Chaetodipus penicillatus occurs in the southwestern United States and northern Mexico. The northern limit of its range is southern Nevada. It extends southwest into California and the northern Baja Peninsula and northwestern Mexico. Eastward it stretches into the southwesternmost parts of Colorado. From southern Nevada and southwestern Colorado the range of C. penicillatus proceeds southeast into Arizona, through southern New Mexico and southwestern Texas, and into northeastern Mexico. The desert pocket mouse prefers various arid, open desert environments, usually where the vegetation is rather sparse. These may include desert wash, desert succulent shrub, desert scrub, and alkali desert scrub. It prefers soft alluvial, sandy, or silty soils along stream bottoms, desert washes, and valleys, rather than rocky terrain. These pocket mice live in soils that may be vegetated with creosote bush, palo verde, burroweed, mesquite, cholla and other cacti, and short, sparse grass, as well as in lower edges of alluvial fan with yucca, mesquite, grama, and prickly poppy.

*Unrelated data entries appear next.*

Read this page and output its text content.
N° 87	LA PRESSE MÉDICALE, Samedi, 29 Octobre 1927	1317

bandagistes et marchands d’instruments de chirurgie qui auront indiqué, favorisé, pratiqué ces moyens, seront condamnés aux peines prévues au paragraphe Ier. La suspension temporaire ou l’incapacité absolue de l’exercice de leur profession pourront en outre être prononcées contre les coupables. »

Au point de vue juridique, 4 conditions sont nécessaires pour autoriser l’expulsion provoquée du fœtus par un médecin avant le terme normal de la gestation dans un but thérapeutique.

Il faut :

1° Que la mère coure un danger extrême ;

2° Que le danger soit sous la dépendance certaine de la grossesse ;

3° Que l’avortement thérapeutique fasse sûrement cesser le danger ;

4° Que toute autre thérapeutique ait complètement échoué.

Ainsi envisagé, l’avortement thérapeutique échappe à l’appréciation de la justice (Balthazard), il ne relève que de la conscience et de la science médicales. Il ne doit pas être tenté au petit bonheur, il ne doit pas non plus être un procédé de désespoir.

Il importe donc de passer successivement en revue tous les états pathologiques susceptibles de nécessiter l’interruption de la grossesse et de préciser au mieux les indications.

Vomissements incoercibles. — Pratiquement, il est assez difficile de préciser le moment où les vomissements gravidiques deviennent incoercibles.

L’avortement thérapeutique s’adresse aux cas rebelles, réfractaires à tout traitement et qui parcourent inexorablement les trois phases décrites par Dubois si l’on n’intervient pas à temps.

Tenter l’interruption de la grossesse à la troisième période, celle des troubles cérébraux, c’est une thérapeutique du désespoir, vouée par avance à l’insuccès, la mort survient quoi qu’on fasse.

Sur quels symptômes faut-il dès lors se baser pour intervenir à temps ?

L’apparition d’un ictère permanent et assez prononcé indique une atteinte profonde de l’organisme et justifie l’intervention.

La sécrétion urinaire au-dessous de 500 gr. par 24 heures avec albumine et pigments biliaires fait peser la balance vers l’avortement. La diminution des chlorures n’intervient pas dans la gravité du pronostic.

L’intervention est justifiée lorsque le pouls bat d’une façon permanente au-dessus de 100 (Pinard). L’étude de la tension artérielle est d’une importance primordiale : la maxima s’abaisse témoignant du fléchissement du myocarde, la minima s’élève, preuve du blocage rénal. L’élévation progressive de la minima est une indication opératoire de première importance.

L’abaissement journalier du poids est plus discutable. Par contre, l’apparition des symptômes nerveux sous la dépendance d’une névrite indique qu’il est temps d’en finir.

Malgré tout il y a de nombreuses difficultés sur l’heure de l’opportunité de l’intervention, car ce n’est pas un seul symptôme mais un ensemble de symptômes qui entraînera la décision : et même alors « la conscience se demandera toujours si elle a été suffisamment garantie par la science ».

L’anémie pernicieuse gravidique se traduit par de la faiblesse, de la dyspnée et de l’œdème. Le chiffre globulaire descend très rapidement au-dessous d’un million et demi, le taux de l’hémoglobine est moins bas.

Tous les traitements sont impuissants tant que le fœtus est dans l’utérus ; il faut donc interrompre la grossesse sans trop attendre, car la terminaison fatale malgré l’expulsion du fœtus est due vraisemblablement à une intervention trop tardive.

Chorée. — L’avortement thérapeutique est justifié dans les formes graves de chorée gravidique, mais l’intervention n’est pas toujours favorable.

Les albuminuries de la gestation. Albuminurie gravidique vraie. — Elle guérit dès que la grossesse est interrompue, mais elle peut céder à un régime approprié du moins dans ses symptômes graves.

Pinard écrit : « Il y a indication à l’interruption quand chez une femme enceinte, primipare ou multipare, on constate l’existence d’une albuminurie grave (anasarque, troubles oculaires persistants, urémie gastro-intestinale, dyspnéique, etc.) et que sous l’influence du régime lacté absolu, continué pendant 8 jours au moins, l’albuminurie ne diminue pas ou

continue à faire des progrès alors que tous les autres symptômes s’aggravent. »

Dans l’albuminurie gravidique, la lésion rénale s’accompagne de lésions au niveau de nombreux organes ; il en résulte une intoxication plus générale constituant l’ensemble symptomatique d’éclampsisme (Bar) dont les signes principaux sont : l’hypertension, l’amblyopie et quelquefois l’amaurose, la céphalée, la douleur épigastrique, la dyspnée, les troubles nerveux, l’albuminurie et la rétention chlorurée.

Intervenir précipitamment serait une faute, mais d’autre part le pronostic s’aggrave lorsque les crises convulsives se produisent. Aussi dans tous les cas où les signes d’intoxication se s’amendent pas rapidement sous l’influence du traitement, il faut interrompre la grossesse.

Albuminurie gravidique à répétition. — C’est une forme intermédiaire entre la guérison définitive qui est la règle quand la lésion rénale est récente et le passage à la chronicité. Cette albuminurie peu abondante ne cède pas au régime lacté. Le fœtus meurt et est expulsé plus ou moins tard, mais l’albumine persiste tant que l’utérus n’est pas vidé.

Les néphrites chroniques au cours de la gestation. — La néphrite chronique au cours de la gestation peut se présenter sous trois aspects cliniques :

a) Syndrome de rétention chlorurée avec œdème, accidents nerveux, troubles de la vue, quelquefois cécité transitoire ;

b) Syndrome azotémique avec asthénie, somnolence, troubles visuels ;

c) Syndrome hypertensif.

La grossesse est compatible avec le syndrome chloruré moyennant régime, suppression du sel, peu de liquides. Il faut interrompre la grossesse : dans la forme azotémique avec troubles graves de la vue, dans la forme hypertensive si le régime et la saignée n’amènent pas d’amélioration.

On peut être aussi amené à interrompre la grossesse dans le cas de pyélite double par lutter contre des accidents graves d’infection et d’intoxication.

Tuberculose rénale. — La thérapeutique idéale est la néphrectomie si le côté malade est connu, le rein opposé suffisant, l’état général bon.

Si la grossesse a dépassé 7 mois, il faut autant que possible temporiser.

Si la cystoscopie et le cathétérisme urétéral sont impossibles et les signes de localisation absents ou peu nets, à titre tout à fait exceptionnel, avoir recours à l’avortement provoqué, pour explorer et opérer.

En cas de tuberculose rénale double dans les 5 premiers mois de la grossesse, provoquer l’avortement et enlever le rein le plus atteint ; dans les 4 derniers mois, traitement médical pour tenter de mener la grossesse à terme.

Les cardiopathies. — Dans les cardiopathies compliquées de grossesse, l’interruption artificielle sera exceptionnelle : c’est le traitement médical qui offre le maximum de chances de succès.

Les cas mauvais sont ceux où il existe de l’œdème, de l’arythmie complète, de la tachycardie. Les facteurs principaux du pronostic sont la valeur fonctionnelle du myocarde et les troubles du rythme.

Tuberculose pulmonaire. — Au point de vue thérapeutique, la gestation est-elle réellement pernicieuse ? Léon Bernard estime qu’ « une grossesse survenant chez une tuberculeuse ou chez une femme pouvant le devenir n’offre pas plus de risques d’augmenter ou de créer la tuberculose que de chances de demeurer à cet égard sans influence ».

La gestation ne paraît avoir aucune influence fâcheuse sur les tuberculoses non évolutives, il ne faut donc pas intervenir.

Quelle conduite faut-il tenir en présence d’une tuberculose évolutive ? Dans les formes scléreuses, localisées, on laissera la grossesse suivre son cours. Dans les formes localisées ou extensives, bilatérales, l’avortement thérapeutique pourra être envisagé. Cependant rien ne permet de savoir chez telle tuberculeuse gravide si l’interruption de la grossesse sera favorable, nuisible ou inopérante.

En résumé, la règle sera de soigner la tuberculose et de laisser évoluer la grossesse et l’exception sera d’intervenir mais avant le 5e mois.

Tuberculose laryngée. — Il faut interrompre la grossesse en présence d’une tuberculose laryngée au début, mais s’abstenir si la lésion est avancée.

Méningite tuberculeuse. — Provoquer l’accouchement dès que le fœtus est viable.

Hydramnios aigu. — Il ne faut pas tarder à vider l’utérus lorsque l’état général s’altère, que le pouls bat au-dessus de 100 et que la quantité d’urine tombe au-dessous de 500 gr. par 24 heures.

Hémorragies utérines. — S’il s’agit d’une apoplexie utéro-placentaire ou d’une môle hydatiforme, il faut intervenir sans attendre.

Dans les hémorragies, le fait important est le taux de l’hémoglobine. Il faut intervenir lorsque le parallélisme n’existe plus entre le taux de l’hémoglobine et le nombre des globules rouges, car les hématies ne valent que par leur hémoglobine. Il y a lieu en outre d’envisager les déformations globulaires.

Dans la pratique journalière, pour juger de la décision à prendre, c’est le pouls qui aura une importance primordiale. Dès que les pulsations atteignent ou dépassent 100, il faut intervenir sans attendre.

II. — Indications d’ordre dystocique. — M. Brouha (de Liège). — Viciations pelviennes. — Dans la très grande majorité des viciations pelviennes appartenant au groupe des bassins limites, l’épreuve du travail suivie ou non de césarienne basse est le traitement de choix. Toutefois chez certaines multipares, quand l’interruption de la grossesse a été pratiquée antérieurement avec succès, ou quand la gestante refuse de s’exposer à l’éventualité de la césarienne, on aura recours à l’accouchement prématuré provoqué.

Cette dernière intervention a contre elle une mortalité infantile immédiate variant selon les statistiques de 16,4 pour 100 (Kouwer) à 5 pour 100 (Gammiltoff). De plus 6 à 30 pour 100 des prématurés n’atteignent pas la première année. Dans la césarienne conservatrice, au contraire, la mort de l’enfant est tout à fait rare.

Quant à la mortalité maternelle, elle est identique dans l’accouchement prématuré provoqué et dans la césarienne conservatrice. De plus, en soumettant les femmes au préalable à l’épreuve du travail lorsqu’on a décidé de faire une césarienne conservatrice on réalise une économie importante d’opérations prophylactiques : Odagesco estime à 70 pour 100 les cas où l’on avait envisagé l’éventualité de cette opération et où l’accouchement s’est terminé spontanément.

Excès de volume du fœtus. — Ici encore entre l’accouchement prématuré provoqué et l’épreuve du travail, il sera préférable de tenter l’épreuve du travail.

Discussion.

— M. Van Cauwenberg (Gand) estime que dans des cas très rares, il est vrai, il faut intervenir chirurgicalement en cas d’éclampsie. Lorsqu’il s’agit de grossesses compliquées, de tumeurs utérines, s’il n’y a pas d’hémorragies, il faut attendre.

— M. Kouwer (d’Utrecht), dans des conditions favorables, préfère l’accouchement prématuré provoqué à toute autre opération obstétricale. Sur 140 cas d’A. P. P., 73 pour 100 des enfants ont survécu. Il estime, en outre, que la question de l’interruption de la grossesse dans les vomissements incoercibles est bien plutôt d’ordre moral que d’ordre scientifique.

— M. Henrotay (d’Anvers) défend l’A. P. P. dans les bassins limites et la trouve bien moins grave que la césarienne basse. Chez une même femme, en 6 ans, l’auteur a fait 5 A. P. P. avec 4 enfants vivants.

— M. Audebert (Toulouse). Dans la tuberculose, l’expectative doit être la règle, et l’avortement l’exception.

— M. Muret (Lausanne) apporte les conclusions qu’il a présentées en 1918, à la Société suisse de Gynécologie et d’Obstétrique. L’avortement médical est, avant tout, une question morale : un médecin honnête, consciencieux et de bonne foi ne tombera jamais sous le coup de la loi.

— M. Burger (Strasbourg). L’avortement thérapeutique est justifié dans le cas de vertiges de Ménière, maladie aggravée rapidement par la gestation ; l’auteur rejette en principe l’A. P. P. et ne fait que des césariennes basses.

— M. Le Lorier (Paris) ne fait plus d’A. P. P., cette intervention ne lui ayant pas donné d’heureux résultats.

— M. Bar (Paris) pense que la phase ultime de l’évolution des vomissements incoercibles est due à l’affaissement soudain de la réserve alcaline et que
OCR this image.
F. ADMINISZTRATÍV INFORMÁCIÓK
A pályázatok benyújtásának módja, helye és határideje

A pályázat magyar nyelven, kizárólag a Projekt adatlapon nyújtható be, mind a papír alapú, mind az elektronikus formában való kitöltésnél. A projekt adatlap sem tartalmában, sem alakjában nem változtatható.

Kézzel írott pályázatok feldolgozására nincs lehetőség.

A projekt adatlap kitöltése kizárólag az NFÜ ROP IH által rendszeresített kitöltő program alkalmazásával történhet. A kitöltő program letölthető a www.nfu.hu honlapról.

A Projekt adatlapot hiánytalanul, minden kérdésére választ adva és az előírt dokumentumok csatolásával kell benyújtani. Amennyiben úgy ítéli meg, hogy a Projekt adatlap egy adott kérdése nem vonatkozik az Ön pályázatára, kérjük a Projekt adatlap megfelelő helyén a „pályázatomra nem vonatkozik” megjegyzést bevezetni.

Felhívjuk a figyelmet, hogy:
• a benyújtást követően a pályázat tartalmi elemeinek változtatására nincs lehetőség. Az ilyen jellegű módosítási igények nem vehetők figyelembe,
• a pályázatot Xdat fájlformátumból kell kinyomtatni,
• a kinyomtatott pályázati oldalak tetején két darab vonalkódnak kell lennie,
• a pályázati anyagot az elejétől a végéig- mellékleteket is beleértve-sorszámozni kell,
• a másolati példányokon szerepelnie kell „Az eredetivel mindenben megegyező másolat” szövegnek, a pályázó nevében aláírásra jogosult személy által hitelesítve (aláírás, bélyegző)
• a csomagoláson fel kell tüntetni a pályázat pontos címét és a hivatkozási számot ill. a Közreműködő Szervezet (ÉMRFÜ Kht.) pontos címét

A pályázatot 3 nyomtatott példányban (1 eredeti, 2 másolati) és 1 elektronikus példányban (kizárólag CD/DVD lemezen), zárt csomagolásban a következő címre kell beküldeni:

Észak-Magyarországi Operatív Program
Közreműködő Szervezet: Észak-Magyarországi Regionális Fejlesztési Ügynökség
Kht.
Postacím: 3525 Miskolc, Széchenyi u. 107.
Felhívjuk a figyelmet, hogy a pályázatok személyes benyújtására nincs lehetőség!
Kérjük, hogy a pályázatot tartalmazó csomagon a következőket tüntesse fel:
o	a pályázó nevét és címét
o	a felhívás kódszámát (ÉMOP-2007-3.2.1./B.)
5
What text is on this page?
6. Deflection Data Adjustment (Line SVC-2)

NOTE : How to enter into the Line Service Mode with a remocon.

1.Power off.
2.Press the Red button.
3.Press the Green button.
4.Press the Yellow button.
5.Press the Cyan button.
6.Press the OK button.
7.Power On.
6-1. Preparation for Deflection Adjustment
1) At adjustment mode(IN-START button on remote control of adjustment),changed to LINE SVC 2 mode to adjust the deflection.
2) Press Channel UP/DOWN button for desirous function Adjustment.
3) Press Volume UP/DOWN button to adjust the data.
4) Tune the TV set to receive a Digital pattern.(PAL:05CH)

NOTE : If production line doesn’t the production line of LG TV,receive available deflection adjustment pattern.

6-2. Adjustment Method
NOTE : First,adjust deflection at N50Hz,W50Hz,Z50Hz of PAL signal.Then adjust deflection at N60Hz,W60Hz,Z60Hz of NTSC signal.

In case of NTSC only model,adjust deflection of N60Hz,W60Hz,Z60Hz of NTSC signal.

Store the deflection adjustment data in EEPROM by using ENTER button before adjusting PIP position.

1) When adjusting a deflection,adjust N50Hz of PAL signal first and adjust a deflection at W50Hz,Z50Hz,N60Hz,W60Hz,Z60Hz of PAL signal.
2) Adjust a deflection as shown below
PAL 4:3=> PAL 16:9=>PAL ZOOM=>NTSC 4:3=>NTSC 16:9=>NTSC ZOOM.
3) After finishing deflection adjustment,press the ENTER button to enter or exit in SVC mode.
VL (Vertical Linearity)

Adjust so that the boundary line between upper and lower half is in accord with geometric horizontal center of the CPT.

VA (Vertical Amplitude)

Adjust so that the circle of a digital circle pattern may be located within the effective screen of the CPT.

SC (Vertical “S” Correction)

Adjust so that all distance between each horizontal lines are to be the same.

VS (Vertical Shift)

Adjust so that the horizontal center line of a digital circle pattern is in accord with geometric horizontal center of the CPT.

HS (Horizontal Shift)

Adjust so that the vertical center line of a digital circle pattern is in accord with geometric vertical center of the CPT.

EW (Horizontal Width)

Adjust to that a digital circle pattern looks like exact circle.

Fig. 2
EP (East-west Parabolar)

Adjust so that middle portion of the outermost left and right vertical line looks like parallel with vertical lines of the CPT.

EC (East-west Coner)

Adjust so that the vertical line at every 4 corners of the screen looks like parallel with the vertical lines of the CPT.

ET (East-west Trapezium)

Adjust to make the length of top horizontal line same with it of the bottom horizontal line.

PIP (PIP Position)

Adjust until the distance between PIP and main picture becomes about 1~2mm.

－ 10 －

Six subspecies are currently recognised:
- C. pencillatus pencillatus - south-central Arizona
- C. pencillatus angustirostris - southern California, eastern Baja California
- C. pencillatus pricei - southern Arizona, Sonora
- C. pencillatus seri - Tiburón Island
- C. pencillatus sobrinus - southern Nevada
- C. pencillatus stephensi - eastern California

==Behavior==

Chaetodipus penicillatus may be active all year round in some areas, though it is inactive in the winter in southern Arizona. This species is mainly nocturnal. It is aggressively solitary, with a home range of less than 1 acre. Pocket mice can burrow into hard-crusted soils by actually physically chewing their way through the hard portions of the soil. Their burrows, however, are usually excavated in silty, sandy, or gravelly soil and are used for refuges, seed storage, and neonatal care. The average lifespan of C. penicillatus is around one year.

==Dietary habits==

Chaetodipus penicillatus forages beneath a canopy of shrubs on sandy or gravely soils. It feeds primarily on seeds of forbs, grasses, and shrubs, although green vegetation and insects may supplement the diet. Seeds of mesquite, creosote bush, and broomweed have been found in the cheek pouches of desert pocket mice. Seeds are also stored in burrows and in dispersed caches throughout their territories. Although there is no direct evidence, this species probably acquires all of the water it needs from its food.

==Reproduction==

The mouse's breeding season is in the spring; adult females can give birth to one or more litters of two to five young during the spring and summer. Gestation lasts on average of 23 days. Incisors appear 9 days after birth, eyes open on day 14, and ears open no sooner than day 14. Many young females reach sexual maturity early and became pregnant while still in their juvenile pelage. Population has a turnover rate as high as 95%.